# Bubble top combo for 5 gallon bucket???



## Reddrum_sc_mb (May 30, 2011)

Has anyone tried this for keeping live bait. I want to start fishing with live mullet cause this dude let me use them on pier 14 and we were landing 3 ft and up blacktips. 
Any inexpensive DIY for 5 gallon bait well would be cool.
http://www.basspro.com/Bubbles-Livewell-Top-Combo-Pak/product/89365/-1135411


----------



## CatchEmAll (May 18, 2011)

*They work GREAT!*

Yes, i own two and we use them all the time. We fish the Chesapeake Bay at home and we cast net alot of mud minnows and gizzard shad. These work great to keep the water fresh and oxygenated. You dont need to constantly run it. 10 minutes on then 10 minutes off would work fine. Just be sure you keep extra batteries on you. :fishing:


----------



## bluefish1928 (Jun 9, 2007)

also, dont keep more than 15-20 mullet if u want them alive for extended periods of time


----------



## Reddrum_sc_mb (May 30, 2011)

Thanks I will probably but one now.


----------



## yerbyray (May 18, 2010)

I bought an Igloo cooler, it's about 3 gallon capacity, and riveted a bubbler to the lid and then drilled a hole just the diameter of the tubing so the air stone hangs down.

I don't have but a few bucks tied up in the whole kit and I have an insulated container so the water stays cooler longer.

The con is the access is a little tougher as I have to lift off the entire lid but that isn't that often.

I can add a pic but it is pretty easy to envision.


----------



## Reddrum_sc_mb (May 30, 2011)

Sounds cool I'd love to see a pic YY


----------



## SmoothLures (Feb 13, 2008)

Coolers work a lot better than a 5 gallon bucket during the heat of the summer. Water gets too hot.


----------



## Reddrum_sc_mb (May 30, 2011)

I've got a cooler no uses anymore. Any plans for making it bait well


----------



## SmoothLures (Feb 13, 2008)

Reddrum_sc_mb said:


> I've got a cooler no uses anymore. Any plans for making it bait well


Nothing to it, just drill a couple holes for screws to hold on your aerator on the side or top of it, and hold down the bubbler stone in the corner of the cooler with some shoe goop or something similar.


----------



## Reddrum_sc_mb (May 30, 2011)

Thanks SL


----------



## yerbyray (May 18, 2010)

*Here is my Bait Bubbler Bucket*

It is made from a used Igloo Drink Cooler. I can't take credit for the idea as I read about it somewhere.

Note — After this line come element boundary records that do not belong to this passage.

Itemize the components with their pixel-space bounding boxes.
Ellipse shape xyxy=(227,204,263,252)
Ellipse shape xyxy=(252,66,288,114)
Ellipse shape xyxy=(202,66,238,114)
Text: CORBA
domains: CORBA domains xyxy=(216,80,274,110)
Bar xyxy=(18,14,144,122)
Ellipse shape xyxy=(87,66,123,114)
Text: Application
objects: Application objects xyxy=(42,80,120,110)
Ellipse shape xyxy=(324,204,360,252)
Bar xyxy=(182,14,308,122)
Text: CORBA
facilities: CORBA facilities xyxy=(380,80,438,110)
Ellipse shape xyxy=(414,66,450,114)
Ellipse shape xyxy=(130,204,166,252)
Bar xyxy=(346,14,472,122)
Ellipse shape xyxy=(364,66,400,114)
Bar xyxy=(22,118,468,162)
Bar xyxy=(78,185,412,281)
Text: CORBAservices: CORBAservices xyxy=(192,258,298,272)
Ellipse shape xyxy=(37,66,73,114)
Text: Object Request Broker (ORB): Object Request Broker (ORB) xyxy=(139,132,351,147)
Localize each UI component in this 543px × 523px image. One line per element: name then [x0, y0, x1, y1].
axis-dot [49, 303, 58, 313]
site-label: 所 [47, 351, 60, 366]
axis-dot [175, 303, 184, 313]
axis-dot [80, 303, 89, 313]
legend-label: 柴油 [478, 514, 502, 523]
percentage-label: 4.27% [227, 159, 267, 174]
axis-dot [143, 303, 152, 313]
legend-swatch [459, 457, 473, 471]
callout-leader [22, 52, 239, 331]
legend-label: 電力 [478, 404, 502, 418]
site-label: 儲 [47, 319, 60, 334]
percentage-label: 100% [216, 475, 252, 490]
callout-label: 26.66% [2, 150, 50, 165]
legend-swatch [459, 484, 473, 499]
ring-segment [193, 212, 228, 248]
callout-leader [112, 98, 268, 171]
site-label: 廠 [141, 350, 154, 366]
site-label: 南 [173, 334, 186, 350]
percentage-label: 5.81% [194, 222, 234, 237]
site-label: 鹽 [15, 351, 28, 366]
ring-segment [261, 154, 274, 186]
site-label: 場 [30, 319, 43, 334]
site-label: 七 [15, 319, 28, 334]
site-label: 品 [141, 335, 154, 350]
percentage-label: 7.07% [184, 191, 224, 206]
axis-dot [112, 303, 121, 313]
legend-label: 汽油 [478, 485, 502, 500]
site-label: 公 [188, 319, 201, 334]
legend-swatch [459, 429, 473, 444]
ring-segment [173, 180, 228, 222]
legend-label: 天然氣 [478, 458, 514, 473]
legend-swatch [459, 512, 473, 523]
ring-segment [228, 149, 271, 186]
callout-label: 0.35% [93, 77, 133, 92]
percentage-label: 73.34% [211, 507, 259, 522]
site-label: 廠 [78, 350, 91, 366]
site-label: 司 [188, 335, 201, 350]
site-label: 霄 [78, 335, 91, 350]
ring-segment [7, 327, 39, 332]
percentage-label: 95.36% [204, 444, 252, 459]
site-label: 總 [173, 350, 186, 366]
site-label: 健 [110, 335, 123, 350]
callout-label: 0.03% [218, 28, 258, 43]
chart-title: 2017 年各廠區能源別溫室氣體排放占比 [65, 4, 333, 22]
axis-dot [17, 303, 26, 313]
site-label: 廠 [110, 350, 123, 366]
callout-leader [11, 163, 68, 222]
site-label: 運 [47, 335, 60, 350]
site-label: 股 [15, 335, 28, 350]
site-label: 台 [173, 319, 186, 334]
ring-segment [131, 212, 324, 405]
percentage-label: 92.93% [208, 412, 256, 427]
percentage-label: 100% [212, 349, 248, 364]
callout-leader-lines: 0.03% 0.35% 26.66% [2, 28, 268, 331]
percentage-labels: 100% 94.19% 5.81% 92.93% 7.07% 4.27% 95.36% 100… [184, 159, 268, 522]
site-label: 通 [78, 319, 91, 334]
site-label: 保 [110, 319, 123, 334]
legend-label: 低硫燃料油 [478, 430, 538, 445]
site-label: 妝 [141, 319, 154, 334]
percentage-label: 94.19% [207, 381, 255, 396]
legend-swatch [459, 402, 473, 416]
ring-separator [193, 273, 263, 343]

I also read not to use a "square" or "rectangular" cooler as some of the bait can't handle corners and commit suicide by banging their heads in the flat wall. Sort of like telling a Taliban prisoner to pee in a corner of a round prison cell...they can't figure it out.


----------



## Reddrum_sc_mb (May 30, 2011)

Nice I'll probably have a bunch of talibans floating on the top of my rectangular cooler.LOL


----------



## BubbaHoTep (May 26, 2008)

yerbyray said:


> It is made from a used Igloo Drink Cooler. I can't take credit for the idea as I read about it somewhere. . . .

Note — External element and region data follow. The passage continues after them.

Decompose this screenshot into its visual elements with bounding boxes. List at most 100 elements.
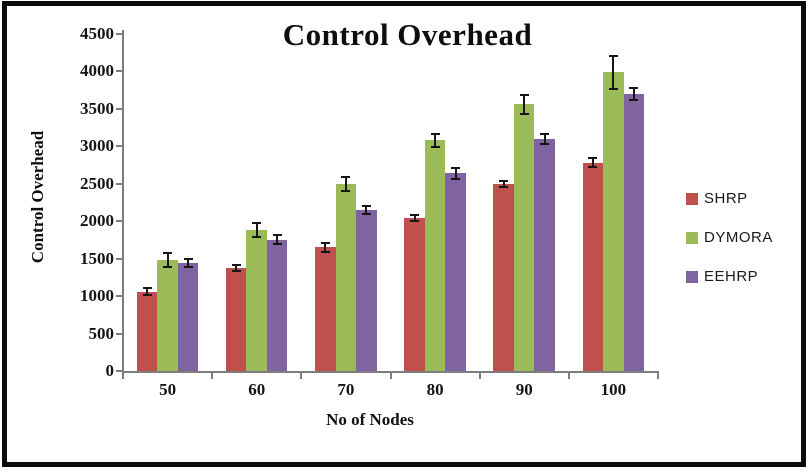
error-bar [324,243,327,252]
error-bar-cap-top [540,132,550,135]
error-bar-cap-bottom [430,146,440,149]
error-bar-cap-bottom [629,98,639,101]
error-bar-cap-bottom [410,220,420,223]
y-tick-label: 2500 [80,173,114,193]
legend-swatch-shrp [686,192,698,205]
error-bar-cap-bottom [540,142,550,145]
error-bar [632,87,635,100]
y-axis-tick [116,145,122,148]
bar-shrp-90 [493,183,514,371]
y-axis-tick [116,70,122,73]
bar-eehrp-50 [177,263,199,371]
chart-title: Control Overhead [282,17,533,52]
error-bar [255,223,258,237]
error-bar-cap-bottom [142,293,152,296]
x-category-label: 80 [426,380,444,399]
x-axis-title: No of Nodes [326,410,414,429]
bar-eehrp-100 [623,93,645,371]
legend: SHRP DYMORA EEHRP [686,190,773,285]
y-axis-tick [116,370,122,372]
error-bar-cap-top [519,93,529,96]
error-bar-cap-top [410,214,420,217]
bar-eehrp-80 [445,173,466,371]
legend-swatch-dymora [686,231,698,244]
error-bar-cap-bottom [361,212,371,215]
y-tick-label: 2000 [80,211,114,231]
error-bar-cap-top [361,205,371,208]
x-axis-tick [657,373,659,379]
error-bar-cap-bottom [341,189,351,192]
error-bar-cap-top [142,287,152,290]
y-tick-label: 4000 [80,61,114,81]
error-bar [612,55,615,89]
error-bar [187,259,190,267]
x-category-label: 60 [248,380,266,399]
bar-dymora-70 [335,183,357,371]
error-bar [235,265,238,272]
legend-item-eehrp: EEHRP [686,268,773,285]
error-bar-cap-bottom [320,250,330,253]
y-axis-tick [116,33,122,35]
bar-dymora-60 [246,230,267,371]
y-tick-label: 4500 [80,24,114,43]
error-bar-cap-top [163,252,173,255]
error-bar [344,176,347,191]
x-axis-tick [567,373,570,379]
error-bar-cap-top [608,54,618,57]
bar-dymora-50 [157,260,178,371]
error-bar-cap-top [451,167,461,170]
figure-border-frame [2,1,806,467]
x-category-label: 90 [515,380,533,399]
y-tick-label: 500 [88,323,115,343]
error-bar-cap-top [430,132,440,135]
legend-label-eehrp: EEHRP [704,268,759,285]
error-bar [502,180,505,187]
error-bar-cap-bottom [588,166,598,169]
error-bar [146,288,149,295]
error-bar-cap-top [499,179,509,182]
error-bar [523,94,526,115]
error-bar-cap-bottom [499,185,509,188]
error-bar-cap-top [183,258,193,261]
bar-shrp-60 [225,268,247,371]
bar-shrp-70 [315,247,336,371]
bar-dymora-90 [513,104,535,371]
bar-eehrp-60 [266,239,288,371]
legend-label-shrp: SHRP [704,190,748,207]
error-bar [454,168,457,179]
y-axis-tick [116,107,122,110]
x-axis-tick [478,373,481,379]
y-axis-tick [116,182,122,185]
error-bar [365,206,368,214]
x-axis-tick [211,373,214,379]
y-axis-tick [116,332,122,335]
error-bar-cap-top [272,234,282,237]
y-tick-label: 0 [105,361,115,380]
error-bar-cap-bottom [252,235,262,238]
error-bar-cap-top [629,86,639,89]
error-bar-cap-top [231,264,241,267]
error-bar [166,253,169,267]
bar-dymora-80 [424,140,446,371]
error-bar [276,235,279,245]
legend-label-dymora: DYMORA [704,229,773,246]
legend-item-shrp: SHRP [686,190,773,207]
legend-item-dymora: DYMORA [686,229,773,246]
y-tick-label: 3000 [80,136,114,156]
y-tick-label: 1500 [80,248,114,268]
error-bar-cap-bottom [163,265,173,268]
legend-swatch-eehrp [686,270,698,283]
bar-shrp-50 [136,291,158,371]
bar-dymora-100 [603,72,624,371]
x-category-label: 50 [159,380,177,399]
x-category-label: 100 [600,380,627,399]
error-bar-cap-bottom [608,87,618,90]
error-bar [591,158,594,168]
x-axis-tick [300,373,303,379]
x-axis-tick [389,373,392,379]
y-tick-label: 3500 [80,98,114,118]
error-bar-cap-top [588,157,598,160]
y-axis-tick [116,220,122,223]
x-axis-tick [122,373,124,379]
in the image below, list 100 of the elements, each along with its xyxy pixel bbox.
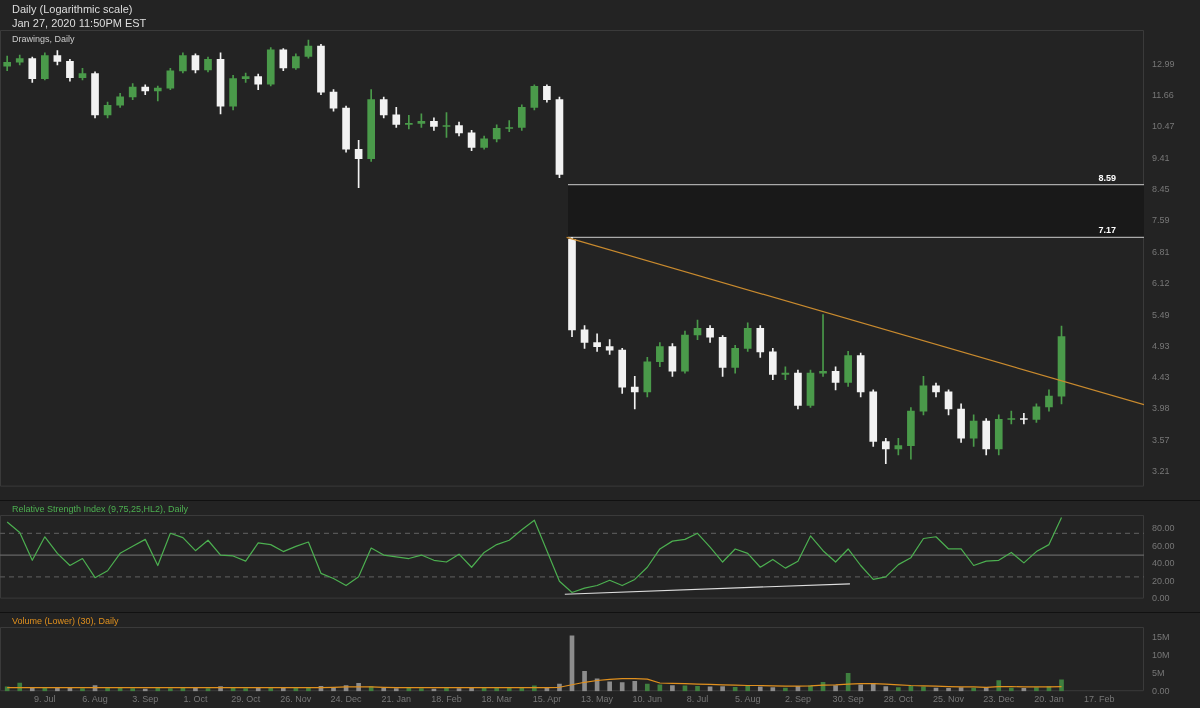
candlestick [153, 85, 162, 102]
bar [55, 688, 60, 692]
bar [896, 687, 901, 692]
chart-subtitle: Jan 27, 2020 11:50PM EST [12, 17, 147, 29]
bar [833, 685, 838, 692]
x-tick-label: 25. Nov [933, 694, 965, 705]
bar [971, 687, 976, 692]
y-tick-label: 6.12 [1152, 278, 1170, 289]
x-tick-label: 1. Oct [183, 694, 208, 705]
bar [155, 688, 161, 692]
x-tick-label: 15. Apr [532, 694, 562, 705]
bar [607, 681, 612, 692]
y-tick-label: 15M [1152, 632, 1170, 643]
x-tick-label: 13. May [581, 694, 614, 705]
bar [619, 682, 625, 692]
x-tick-label: 29. Oct [231, 694, 261, 705]
bar [1008, 687, 1014, 692]
bar [80, 688, 85, 692]
bar [858, 684, 864, 692]
bar [469, 687, 474, 692]
bar [130, 688, 136, 692]
bar [193, 688, 198, 692]
y-tick-label: 4.43 [1152, 372, 1170, 383]
y-tick-label: 3.57 [1152, 435, 1170, 446]
y-tick-label: 3.98 [1152, 403, 1170, 414]
bar [255, 688, 261, 692]
bar [657, 684, 663, 692]
bar [720, 686, 725, 692]
bar [1059, 679, 1064, 692]
x-tick-label: 18. Mar [481, 694, 512, 705]
bar [632, 680, 638, 692]
bar [243, 688, 248, 692]
annotation: Drawings, Daily [12, 34, 75, 44]
bar [406, 688, 412, 692]
chart-title: Relative Strength Index (9,75,25,HL2), Daily [12, 504, 189, 514]
y-tick-label: 12.99 [1152, 58, 1175, 69]
bar [921, 686, 926, 692]
x-tick-label: 26. Nov [280, 694, 312, 705]
y-tick-label: 4.93 [1152, 341, 1170, 352]
x-tick-label: 2. Sep [784, 694, 811, 705]
x-tick-label: 28. Oct [883, 694, 914, 705]
bar [770, 687, 776, 692]
y-tick-label: 60.00 [1152, 540, 1175, 551]
y-tick-label: 3.21 [1152, 466, 1170, 477]
x-tick-label: 23. Dec [983, 694, 1015, 705]
y-tick-label: 11.66 [1152, 90, 1174, 101]
chart-title: Daily (Logarithmic scale) [12, 3, 133, 15]
bar [419, 688, 424, 692]
y-tick-label: 0.00 [1152, 685, 1170, 696]
y-tick-label: 5M [1152, 667, 1165, 678]
bar [105, 687, 110, 692]
candlestick [405, 114, 413, 130]
bar [280, 687, 286, 692]
y-tick-label: 20.00 [1152, 575, 1175, 586]
y-tick-label: 6.81 [1152, 246, 1170, 257]
y-tick-label: 5.49 [1152, 309, 1170, 320]
y-tick-label: 7.59 [1152, 215, 1170, 226]
chart-title: Volume (Lower) (30), Daily [12, 616, 119, 626]
y-tick-label: 9.41 [1152, 152, 1170, 163]
bar [732, 686, 738, 692]
bar [670, 685, 675, 692]
y-tick-label: 40.00 [1152, 558, 1175, 569]
x-tick-label: 30. Sep [832, 694, 864, 705]
bar [444, 688, 449, 692]
bar [506, 687, 512, 692]
x-tick-label: 5. Aug [734, 694, 761, 705]
bar [381, 687, 387, 692]
candlestick [505, 120, 514, 133]
y-tick-label: 10M [1152, 650, 1170, 661]
x-tick-label: 24. Dec [330, 694, 363, 705]
x-tick-label: 10. Jun [632, 694, 663, 705]
candlestick [1020, 413, 1028, 425]
candlestick [819, 314, 827, 377]
x-tick-label: 18. Feb [431, 694, 462, 705]
x-tick-label: 9. Jul [34, 694, 56, 705]
bar [168, 688, 173, 692]
candlestick [630, 376, 639, 410]
bar [205, 688, 211, 692]
bar [996, 680, 1002, 692]
bar [883, 686, 889, 692]
candlestick [1007, 410, 1016, 425]
x-tick-label: 6. Aug [82, 694, 108, 705]
bar [393, 688, 399, 692]
bar [42, 687, 48, 692]
x-tick-label: 8. Jul [686, 694, 709, 705]
x-tick-label: 17. Feb [1083, 694, 1115, 705]
bar [456, 688, 462, 692]
x-tick-label: 20. Jan [1034, 694, 1064, 705]
ref-line-label: 7.17 [1098, 225, 1116, 236]
y-tick-label: 0.00 [1152, 593, 1170, 604]
bar [644, 683, 650, 692]
bar [757, 686, 763, 692]
x-tick-label: 3. Sep [132, 694, 159, 705]
y-tick-label: 10.47 [1152, 121, 1175, 132]
bar [695, 685, 700, 692]
y-tick-label: 80.00 [1152, 523, 1175, 534]
bar [783, 687, 788, 692]
y-tick-label: 8.45 [1152, 183, 1170, 194]
x-tick-label: 21. Jan [381, 694, 412, 705]
bar [946, 688, 951, 692]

That looks great. Thanks for posting up the pics.


----------



## piscesman (Apr 18, 2009)

I bought a rubbermaid customized cooler for minnows about 12 years ago. Always had good luck with it. The guy who built it also customized the aerator to run on a "D" battery or 12 volt hook-up. Still works great. Never really lost many minnows either.....................
Kim:fishing::beer:


----------



## Reddrum_sc_mb (May 30, 2011)

Thanks YY Ill make a rectanglular version of this.


----------



## SmoothLures (Feb 13, 2008)

Reddrum_sc_mb said:


> Thanks YY Ill make a rectanglular version of this.

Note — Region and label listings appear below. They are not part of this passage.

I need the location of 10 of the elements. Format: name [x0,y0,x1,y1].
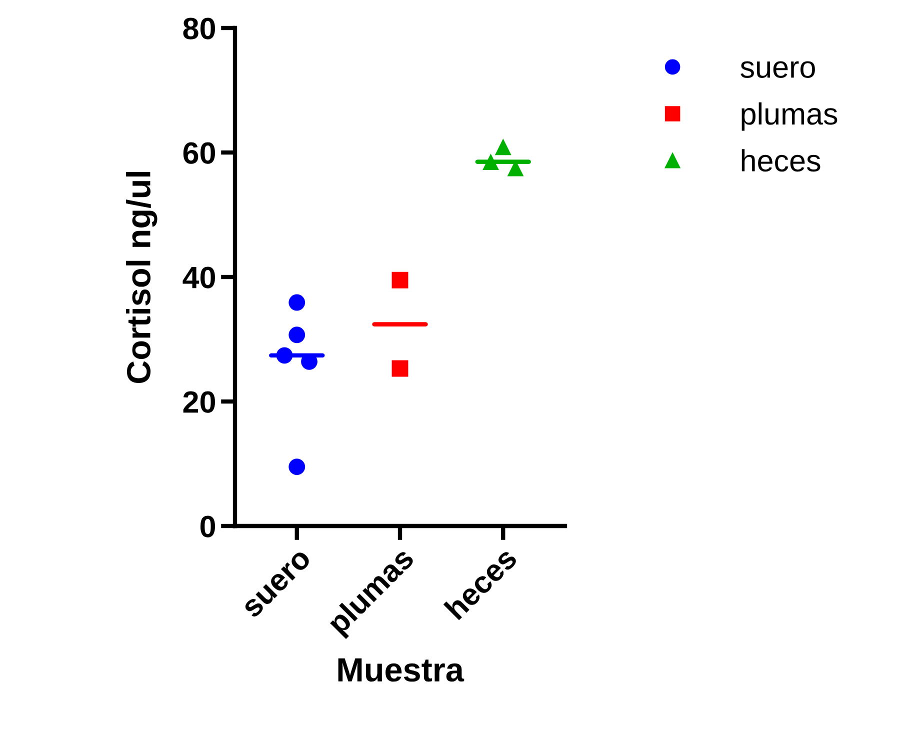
x-axis-title: Muestra [338,658,464,682]
legend-label: suero [740,61,815,78]
y-tick-label: 20 [183,391,215,413]
legend-label: plumas [742,102,838,131]
y-tick-label: 60 [183,142,215,164]
legend-label: heces [742,149,820,172]
y-tick-label: 0 [200,516,215,538]
y-tick-label: 80 [183,18,215,40]
y-tick-label: 40 [182,266,215,288]
y-axis-title: Cortisol ng/ul [126,172,158,384]
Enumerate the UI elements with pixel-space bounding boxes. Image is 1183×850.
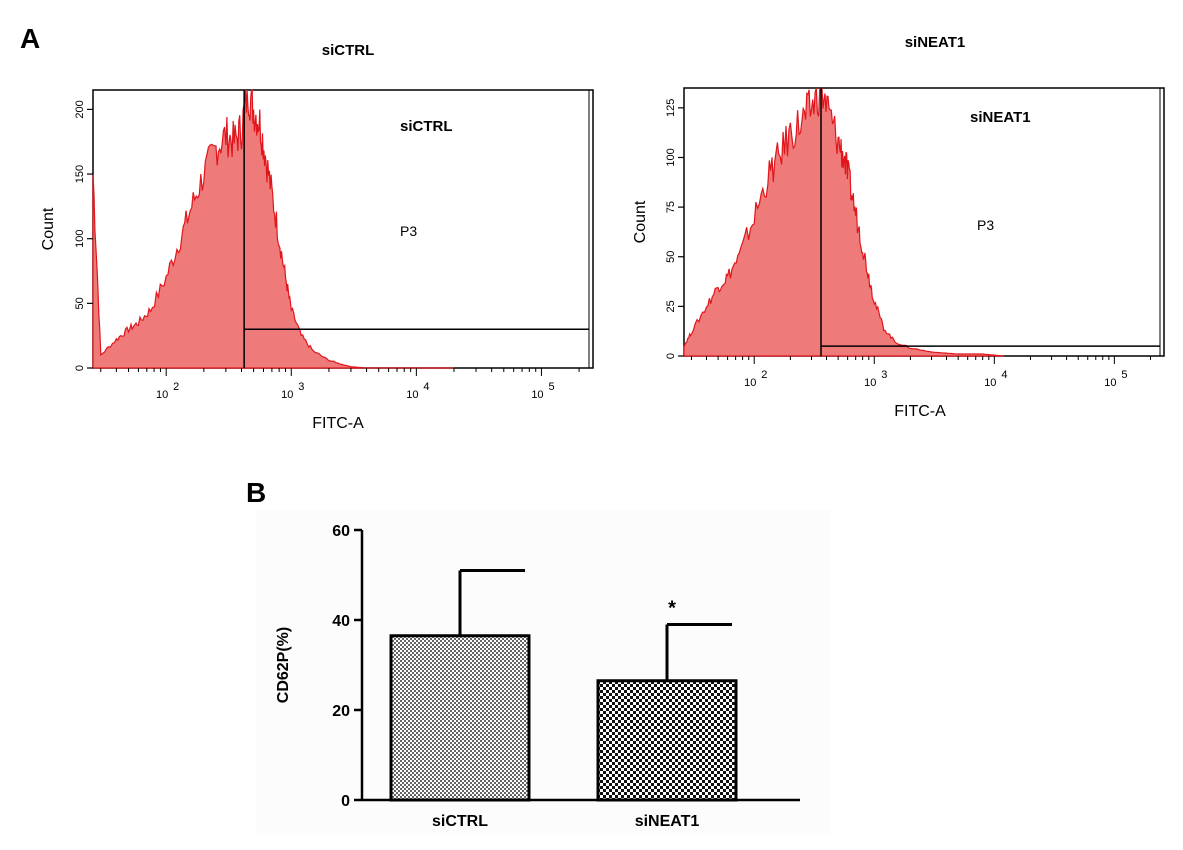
hist2-x-label: FITC-A [894, 403, 946, 420]
bar-y-tick-label: 60 [332, 523, 350, 540]
y-tick-label: 150 [74, 165, 86, 183]
x-tick-exponent: 4 [1001, 369, 1007, 381]
x-tick-label: 10 [744, 377, 756, 389]
x-tick-label: 10 [156, 389, 168, 401]
bar-y-ticks: 0 20 40 60 [332, 523, 362, 810]
y-tick-label: 100 [74, 230, 86, 248]
hist2-gate-label: P3 [977, 217, 994, 233]
y-tick-label: 50 [74, 297, 86, 309]
hist1-title: siCTRL [322, 42, 375, 59]
x-tick-label: 10 [864, 377, 876, 389]
hist1-x-ticks: 10 2 10 3 10 4 10 5 [100, 368, 580, 401]
hist1-inner-label: siCTRL [400, 118, 453, 135]
y-tick-label: 200 [74, 100, 86, 118]
bar-y-tick-label: 40 [332, 613, 350, 630]
hist2-title: siNEAT1 [905, 34, 966, 51]
bar-y-tick-label: 20 [332, 703, 350, 720]
x-tick-exponent: 3 [298, 381, 304, 393]
x-tick-exponent: 5 [1121, 369, 1127, 381]
significance-mark: * [668, 598, 676, 620]
y-tick-label: 50 [665, 251, 677, 263]
hist2-inner-label: siNEAT1 [970, 109, 1031, 126]
y-tick-label: 25 [665, 300, 677, 312]
hist1-area [92, 89, 454, 369]
y-tick-label: 100 [665, 148, 677, 166]
y-tick-label: 125 [665, 99, 677, 117]
x-tick-label: 10 [531, 389, 543, 401]
x-tick-exponent: 5 [548, 381, 554, 393]
x-tick-exponent: 2 [173, 381, 179, 393]
hist1-x-label: FITC-A [312, 415, 364, 432]
x-tick-label: 10 [281, 389, 293, 401]
hist1-y-label: Count [40, 207, 57, 250]
x-tick-label: 10 [1104, 377, 1116, 389]
hist1-y-ticks: 0 50 100 150 200 [74, 100, 93, 371]
x-tick-label: 10 [984, 377, 996, 389]
x-tick-exponent: 3 [881, 369, 887, 381]
bar-y-tick-label: 0 [341, 793, 350, 810]
hist2-x-ticks: 10 2 10 3 10 4 10 5 [690, 356, 1151, 389]
bars [389, 634, 738, 802]
bar-siCTRL [389, 634, 531, 802]
panel-b-letter: B [246, 477, 266, 508]
y-tick-label: 75 [665, 201, 677, 213]
bar-category-label: siNEAT1 [635, 813, 700, 830]
panel-a-letter: A [20, 23, 40, 54]
bar-category-labels: siCTRL siNEAT1 [432, 813, 699, 830]
bar-y-label: CD62P(%) [275, 627, 292, 703]
hist2-y-ticks: 0 25 50 75 100 125 [665, 99, 684, 359]
x-tick-exponent: 4 [423, 381, 429, 393]
x-tick-exponent: 2 [761, 369, 767, 381]
y-tick-label: 0 [665, 353, 677, 359]
error-bars: * [458, 569, 732, 681]
hist2-y-label: Count [632, 200, 649, 243]
bar-chart-cd62p: 0 20 40 60 * siCTRL siNEAT1 CD62P(%) [256, 510, 830, 835]
y-tick-label: 0 [74, 365, 86, 371]
hist2-area [683, 87, 1004, 357]
bar-chart-background [256, 510, 830, 835]
x-tick-label: 10 [406, 389, 418, 401]
bar-siNEAT1 [596, 679, 738, 802]
hist1-gate-label: P3 [400, 223, 417, 239]
bar-category-label: siCTRL [432, 813, 488, 830]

Only problem with rectangle bait buckets is a lot of species will swim into the corners killing themselves, when if it was a round (or mostly round) container they will swim in circles.


----------



## Reddrum_sc_mb (May 30, 2011)

I can modify the insides with plastic bending on corners


----------



## SmoothLures (Feb 13, 2008)

Reddrum_sc_mb said:


> I can modify the insides with plastic bending on corners


Yup something like a (very) thin flexible plastic cutting board works well.


----------



## Reddrum_sc_mb (May 30, 2011)

I'll probably get the bubble top beacause its smaller. Easy travel.


----------



## rabbitdog (Feb 18, 2011)

For $8.00 more you can buy the whole outfit and get an insulated bucket. i've had one for years that I use for crappie fishing. It works great. Add a little ice to the water and the bait will last longer.


----------



## Reddrum_sc_mb (May 30, 2011)

Imo the $8 more has a 2 gal bucket it would be cheePer to buy a styrofoam cooler and Make one.


----------



## rabbitdog (Feb 18, 2011)

Hey if you're looking for cheap go for it. I bet it will last at least 4 trips


----------



## Reddrum_sc_mb (May 30, 2011)

No Im buyin the bubble top. I was just makin a point


----------



## rabbitdog (Feb 18, 2011)

I was also making a point. My point being, if you pay $17 fot the top and try to rig it to a cooler, would it be better to just buy the complete outfit for $25? If you really want to save money just buy the pump kit which comes with the pump,tubing and stone for about $8 and use it with the cooler.


----------



## Reddrum_sc_mb (May 30, 2011)

I have an extra 5 gal bucket that i can use for the top. 5 gallons vs 2 gallons i think we have winner. Dingdingding


----------



## rabbitdog (Feb 18, 2011)

Insulated vs non insulated not much of a winner when your minows start dying


----------



## Reddrum_sc_mb (May 30, 2011)

Ur gonna make me cry now


----------



## Reddrum_sc_mb (May 30, 2011)

Is there a safe spray i can use to insulate it.


----------



## rabbitdog (Feb 18, 2011)

Insulated vs Non insulated you won't be ringing the bell when you can't keep your bait alive.


----------



## Reddrum_sc_mb (May 30, 2011)

I can still use my flOw troll bucket and keep it in the water. Nothin better than keepin them in their natural habitat.


----------